Monatelang in der Akutpsychiatrie

Weil in Salzburg Betreuungsplätze fehlen, landen Menschen mit intellektuellen Beeinträchtigungen auf psychiatrischen Abteilungen – und bleiben dort.

Michael Koch, ein junger Mann mit intellektueller Beeinträchtigung und Pflegestufe 6, lebt über fünf Jahren in einer Betreuungseinrichtung in Salzburg. Weil es immer wieder zu Impulsdurchbrüchen kommt, wird sein Betreuungsplatz gekündigt. Die Einrichtung informiert das Land Salzburg und beruft Anfang Juli 2024 eine Helferkonferenz ein, um zu besprechen, wie es für Herrn Koch (der in Wirklichkeit anders heißt) weitergehen soll. Fest steht, dass er von den Familienangehörigen, zu denen eine gute Beziehung besteht, nicht betreut werden kann. Eine 24-Stunden-Pflege wäre nötig. 

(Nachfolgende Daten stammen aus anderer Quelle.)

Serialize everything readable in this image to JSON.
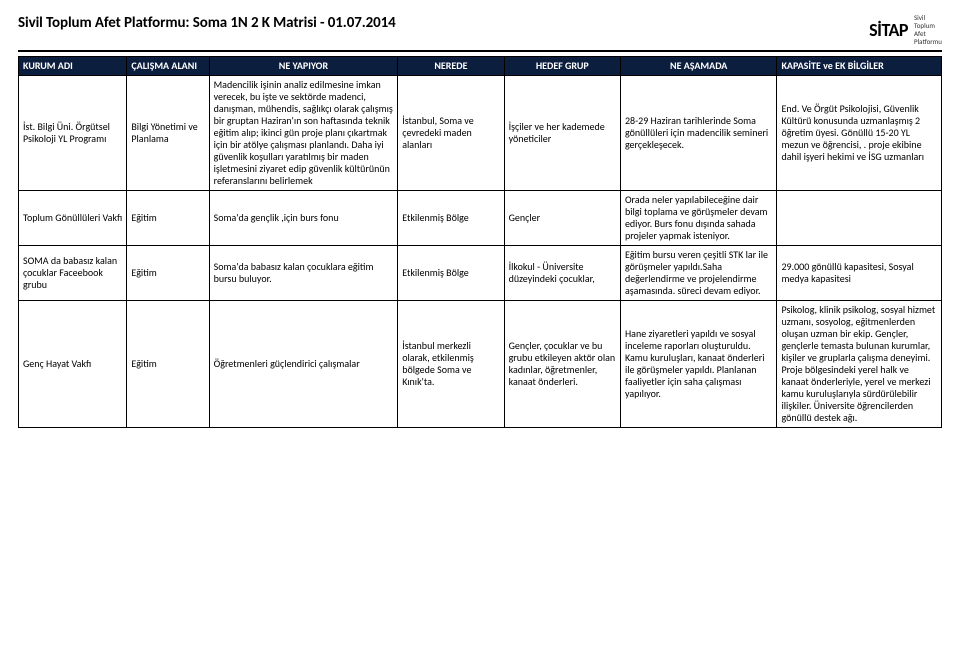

Anfang September wird die Kündigung rechtswirksam. Man bringt Herrn Koch mit der Rettung von der Einrichtung zur Wohnadresse des Vaters. Dort wird er „abgestellt“ und soll nun bleiben – ungeachtet der schweren Beeinträchtigung und umfangreichen Pflegebedürftigkeit. Der Vater ist mit der Situation völlig überfordert. Es ist etwas anderes, den Sohn für ein paar Stunden am Wochenende zu sich zu holen, als die volle Betreuung rund um die Uhr zu gewährleisten. In der Not wird die Exekutive beigezogen und der Amtsarzt verständigt. Dieser veranlasst, weil eine Betreuungsmöglichkeit fehlt, die Einweisung in die Psychiatrie. 

Endstation Psychiatrie?

Seit nun sieben Monaten (!) wird Herr Koch im geschlossenen Bereich der Akutpsychiatrie behandelt und betreut, weil noch immer keine geeignete Wohnmöglichkeit gefunden werden konnte. Die Patientenanwaltschaft von VertretungsNetz vertritt den jungen Mann seit seiner Unterbringung. Laut Gutachten zeigt er zusätzlich zu seiner intellektuellen Beeinträchtigung mittlerweile Symptome der Hospitalisierung, also gesundheitliche Schäden durch den langen Aufenthalt im Klinik-Setting.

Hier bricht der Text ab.